The Ordinary Least Squares (OLS) regression was employed to quantify the impact of various factors on hospitalization charges. The OLS regression model achieved an Adjusted R-squared of 0.411, indicating that the model explains about 41.1% of the variability in hospitalization charges. Although there is room for improvement, this provides valuable insights into key cost drivers.
Significant predictors as age (older patients, higher costs, about $310 per year of age), also having more children correlates with a slight increase in charges, hospital tier, as expected, where higher tier hospitals are associated with significantly higher charges. Also higher BMI is a significant predictor, with an average of $380 increase per unit increase in BMI.
The VIF calculations reveal no severe multicollinearity among the predictors, as all VIF values were below 5, except for the constant. This suggests the model is stable and that the predictors are not highly redundant.
This cost analysis provides actionable insights for healthcare administrators to refine budgeting and resource allocation strategies. By focusing on high-cost areas, such as patients with elevated BMI or older age groups, healthcare providers can design interventions that reduce costs while maintaining quality care.

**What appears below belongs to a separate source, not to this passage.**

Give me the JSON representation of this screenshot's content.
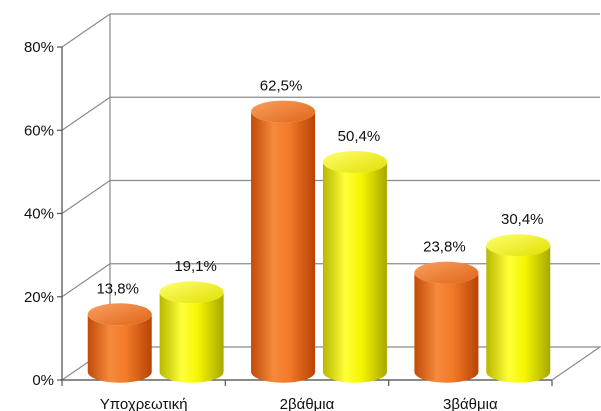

Managing chronic diseases effectively is critical for improving patient outcomes while reducing healthcare costs. The chronicdisease.py script leverages machine learning techniques to predict complications in patients with chronic conditions, stratifying risk levels based on various health factors.
Categorical variables were one-hot encoded where necessary, ensuring that the machine learning algorithms could appropriately interpret the data.
The Gradient Boosting Classifier was chosen for its strong ability to handle imbalanced datasets and provide high predictive accuracy. The classifier was wrapped in a pipeline to streamline preprocessing, scaling numerical features, and encoding categorical ones.
A Grid Search with cross-validation was conducted to fine-tune the hyperparameters, optimizing the classifier's performance.
Model Performance Metrics
Evaluation metrics including Precision, Recall, and F1-Score showing the model's strong discriminative ability with ROC AUC score of 0.85
ROC Curve Analysis
ROC curve demonstrating the model's excellent predictive power across different classification thresholds
Top 10 Predictive Features
Feature importance analysis highlighting HBA1C and Number of Major Surgeries as the most significant predictors for complications
To facilitate real-time monitoring and interactive exploration of healthcare data, an intuitive dashboard was developed using Streamlit. The app.py script orchestrates various data visualizations and functionalities, providing stakeholders with a comprehensive overview of patient metrics, facility utilization, and financial insights.
The dashboard serves as a centralized hub for monitoring healthcare operations, enabling data-driven decision-making. Its interactive nature allows users to drill down into specific metrics, fostering a deeper understanding of underlying patterns and trends.
Interactive Healthcare Analytics Dashboard
Real-time interactive dashboard built with Streamlit, showcasing key healthcare metrics, patient data, and financial insights
Scripts can be found at my GitHub, if you have any questions feel free to contact me on LinkedIn!
This project exemplifies the transformative potential of data analytics in healthcare. By integrating robust data preparation, advanced machine learning techniques, and interactive visualization tools, it provides a comprehensive framework for understanding and improving patient care, optimizing financial operations, and strategically planning healthcare services. As healthcare continues to evolve, such data-driven approaches will be instrumental in fostering a more efficient, responsive, and patient-centric healthcare system.